A man was driving down the highway when he got a call from his wife. “Be careful!” she said. “I just heard on the news that there’s some crazy person driving the wrong way down the highway.”
“One crazy person?” the man said, “There are hundreds of them!”
This joke was the first thing I thought of when I heard President Trump and HHS Secretary Alex Azar talking about “foreign free-loading” when announcing the administration’s plan to lower drug prices. According to the Trump administration, other countries are using “socialized healthcare to command unfairly low prices from U.S. drug makers.”
It seems crazy to look at the international disparities in drug prices, and think that foreign countries are the ones doing something wrong. How can you see that a vial of insulin costs $35 in Canada, $50 in Mexico, and $285 in the US – and conclude that they’re the ones paying an “unfair” price? It’s like thinking that hundreds of cars are going the wrong way on the highway.
It’s true that centralized price negotiations in other countries keep drug prices down, although countries like Germany and Australia that have multi-payer plans and private health insurance would likely object to the label “socialized health care.” But there is no evidence that the price paid in the US is closer to the “fair” price, or that raising prices in other countries would lower them in the US. Drug prices in the US don’t seem to be based on how much it costs to manufacture the drug, nor how much the drug is valued (if that can even really be measured). The price is just whatever the market will bear. Making other countries pay more for drugs would not lower the ceiling on what we will pay for drugs, or what companies will charge.
But this rhetoric of “foreign freeloading” makes a lot of sense for Trump. He has to address drug prices to fulfill his campaign promise, but not alienate the drug companies themselves by actually harming their profits. Blaming the problem on middlemen and other countries is a perfect loophole.
That’s not to say that all of the elements of Trump’s proposal are bad ideas. Eliminating the “gag clause” that prevents pharmacists from telling patients that paying out of pocket would be cheaper; allowing Medicare Part D plans to negotiate lower prices for certain drugs; removing barriers to get more generic drugs to market; and making pharmacy benefit managers fiduciaries could be helpful.

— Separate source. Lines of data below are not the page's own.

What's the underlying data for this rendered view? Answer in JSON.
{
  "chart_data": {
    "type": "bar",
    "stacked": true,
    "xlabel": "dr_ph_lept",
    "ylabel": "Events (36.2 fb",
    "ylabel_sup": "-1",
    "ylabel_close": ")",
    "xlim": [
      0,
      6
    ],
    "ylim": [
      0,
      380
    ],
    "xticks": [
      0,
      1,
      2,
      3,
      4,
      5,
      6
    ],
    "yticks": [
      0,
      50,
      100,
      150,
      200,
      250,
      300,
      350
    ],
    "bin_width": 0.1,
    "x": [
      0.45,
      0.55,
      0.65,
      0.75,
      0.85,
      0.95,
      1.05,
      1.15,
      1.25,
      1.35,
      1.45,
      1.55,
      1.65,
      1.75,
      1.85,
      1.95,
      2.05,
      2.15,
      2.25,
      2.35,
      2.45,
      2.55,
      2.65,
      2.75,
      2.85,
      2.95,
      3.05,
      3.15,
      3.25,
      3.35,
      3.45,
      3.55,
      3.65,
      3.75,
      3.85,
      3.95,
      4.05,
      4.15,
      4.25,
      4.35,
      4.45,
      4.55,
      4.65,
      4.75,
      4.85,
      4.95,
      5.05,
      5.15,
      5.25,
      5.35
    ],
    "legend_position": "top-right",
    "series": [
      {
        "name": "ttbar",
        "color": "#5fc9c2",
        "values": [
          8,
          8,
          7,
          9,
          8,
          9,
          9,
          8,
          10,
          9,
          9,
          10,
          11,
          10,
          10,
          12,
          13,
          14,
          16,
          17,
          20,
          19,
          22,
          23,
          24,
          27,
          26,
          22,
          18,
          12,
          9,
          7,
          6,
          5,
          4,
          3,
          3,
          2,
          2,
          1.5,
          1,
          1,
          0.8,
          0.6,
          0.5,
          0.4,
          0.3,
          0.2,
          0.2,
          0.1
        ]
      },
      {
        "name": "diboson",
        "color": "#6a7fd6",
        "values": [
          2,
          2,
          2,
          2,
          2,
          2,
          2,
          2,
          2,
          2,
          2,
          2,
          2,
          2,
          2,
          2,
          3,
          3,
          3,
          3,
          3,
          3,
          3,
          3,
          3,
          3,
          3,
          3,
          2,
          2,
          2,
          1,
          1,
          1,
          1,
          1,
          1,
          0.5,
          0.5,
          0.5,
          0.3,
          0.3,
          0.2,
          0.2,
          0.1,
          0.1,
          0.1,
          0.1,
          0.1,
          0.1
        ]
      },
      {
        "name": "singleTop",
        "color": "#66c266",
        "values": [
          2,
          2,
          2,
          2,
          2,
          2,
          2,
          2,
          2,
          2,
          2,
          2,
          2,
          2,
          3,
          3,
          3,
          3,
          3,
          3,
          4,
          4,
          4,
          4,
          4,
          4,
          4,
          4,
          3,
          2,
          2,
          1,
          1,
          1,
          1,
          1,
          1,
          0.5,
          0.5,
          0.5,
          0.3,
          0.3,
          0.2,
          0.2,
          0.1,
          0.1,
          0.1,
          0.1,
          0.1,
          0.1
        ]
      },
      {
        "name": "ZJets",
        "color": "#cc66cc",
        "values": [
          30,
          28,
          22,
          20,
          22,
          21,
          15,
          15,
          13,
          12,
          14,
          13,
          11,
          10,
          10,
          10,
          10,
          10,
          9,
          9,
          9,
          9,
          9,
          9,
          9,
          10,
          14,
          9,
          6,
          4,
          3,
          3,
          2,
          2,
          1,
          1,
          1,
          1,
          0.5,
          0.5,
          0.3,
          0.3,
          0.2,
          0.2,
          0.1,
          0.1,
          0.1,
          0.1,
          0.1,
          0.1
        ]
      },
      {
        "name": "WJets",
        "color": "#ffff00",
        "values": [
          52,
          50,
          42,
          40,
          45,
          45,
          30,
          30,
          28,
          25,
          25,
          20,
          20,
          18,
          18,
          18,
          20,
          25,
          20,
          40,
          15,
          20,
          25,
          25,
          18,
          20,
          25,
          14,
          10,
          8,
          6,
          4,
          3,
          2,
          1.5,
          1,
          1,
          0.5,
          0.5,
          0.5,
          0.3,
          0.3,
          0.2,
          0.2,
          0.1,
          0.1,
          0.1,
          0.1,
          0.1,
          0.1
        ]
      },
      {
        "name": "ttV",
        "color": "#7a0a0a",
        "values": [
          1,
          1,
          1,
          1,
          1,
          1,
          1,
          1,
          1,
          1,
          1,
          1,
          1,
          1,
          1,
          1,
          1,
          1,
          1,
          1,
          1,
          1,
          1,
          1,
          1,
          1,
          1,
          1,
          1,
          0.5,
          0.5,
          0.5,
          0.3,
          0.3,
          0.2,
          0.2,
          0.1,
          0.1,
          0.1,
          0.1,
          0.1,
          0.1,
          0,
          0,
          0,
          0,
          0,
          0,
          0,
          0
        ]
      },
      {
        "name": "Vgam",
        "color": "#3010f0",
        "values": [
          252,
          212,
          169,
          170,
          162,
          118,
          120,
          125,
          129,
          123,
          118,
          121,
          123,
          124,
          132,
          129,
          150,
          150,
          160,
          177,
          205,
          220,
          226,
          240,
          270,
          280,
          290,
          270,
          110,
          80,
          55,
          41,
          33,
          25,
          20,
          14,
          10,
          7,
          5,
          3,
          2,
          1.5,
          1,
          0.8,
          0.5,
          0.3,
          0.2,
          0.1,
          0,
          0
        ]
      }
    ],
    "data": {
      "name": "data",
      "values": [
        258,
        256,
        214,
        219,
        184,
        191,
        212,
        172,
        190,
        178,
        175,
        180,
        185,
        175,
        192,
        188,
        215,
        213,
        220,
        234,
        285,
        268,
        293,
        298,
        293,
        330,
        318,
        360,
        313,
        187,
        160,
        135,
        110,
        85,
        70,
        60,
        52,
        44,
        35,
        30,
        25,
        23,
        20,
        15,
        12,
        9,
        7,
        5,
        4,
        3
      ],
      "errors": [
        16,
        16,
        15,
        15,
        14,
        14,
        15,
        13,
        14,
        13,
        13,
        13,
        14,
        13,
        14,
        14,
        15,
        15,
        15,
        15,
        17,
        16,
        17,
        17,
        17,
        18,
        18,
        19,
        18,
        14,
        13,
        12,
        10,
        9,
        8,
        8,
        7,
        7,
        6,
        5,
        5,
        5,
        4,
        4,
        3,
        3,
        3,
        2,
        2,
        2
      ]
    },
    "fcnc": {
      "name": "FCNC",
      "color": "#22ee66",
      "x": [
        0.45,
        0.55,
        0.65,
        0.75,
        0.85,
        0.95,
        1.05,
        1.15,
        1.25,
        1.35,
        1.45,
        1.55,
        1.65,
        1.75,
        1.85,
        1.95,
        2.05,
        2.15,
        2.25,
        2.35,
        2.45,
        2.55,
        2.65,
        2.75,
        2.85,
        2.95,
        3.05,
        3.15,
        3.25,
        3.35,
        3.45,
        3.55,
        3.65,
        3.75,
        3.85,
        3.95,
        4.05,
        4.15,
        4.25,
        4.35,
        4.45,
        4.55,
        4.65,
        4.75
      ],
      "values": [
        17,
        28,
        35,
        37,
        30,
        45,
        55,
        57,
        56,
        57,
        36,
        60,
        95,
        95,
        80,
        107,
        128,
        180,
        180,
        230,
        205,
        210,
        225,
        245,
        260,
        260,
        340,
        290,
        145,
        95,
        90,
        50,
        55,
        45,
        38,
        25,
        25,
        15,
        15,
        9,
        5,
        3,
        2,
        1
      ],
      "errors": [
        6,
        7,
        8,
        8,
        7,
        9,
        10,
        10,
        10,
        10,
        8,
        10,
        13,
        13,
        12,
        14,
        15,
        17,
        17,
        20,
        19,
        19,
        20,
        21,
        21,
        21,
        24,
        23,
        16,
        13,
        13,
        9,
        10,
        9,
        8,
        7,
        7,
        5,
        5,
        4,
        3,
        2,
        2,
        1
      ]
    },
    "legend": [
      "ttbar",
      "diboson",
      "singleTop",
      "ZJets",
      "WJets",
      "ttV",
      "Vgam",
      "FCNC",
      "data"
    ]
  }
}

But as other health policy experts have pointed out, Trump’s plan is mostly based on lowering the cost of drugs for consumers, not lowering the list prices of drugs. List prices matter because even when consumer out-of-pocket costs go down, the amount per prescription paid by insurers may stay the same or go up, and that means we all pay more in the form of higher insurance premiums. (It’s the same reason why drug coupons can actually fuel higher costs.)
If we want to lower the amount we spend as patients and as a nation on drugs, we have to lower the list price, not just the cost to patients at the pharmacy. But that would negatively impact pharma profits, something that Trump, for all his previous promises and populist rhetoric, is not willing to do.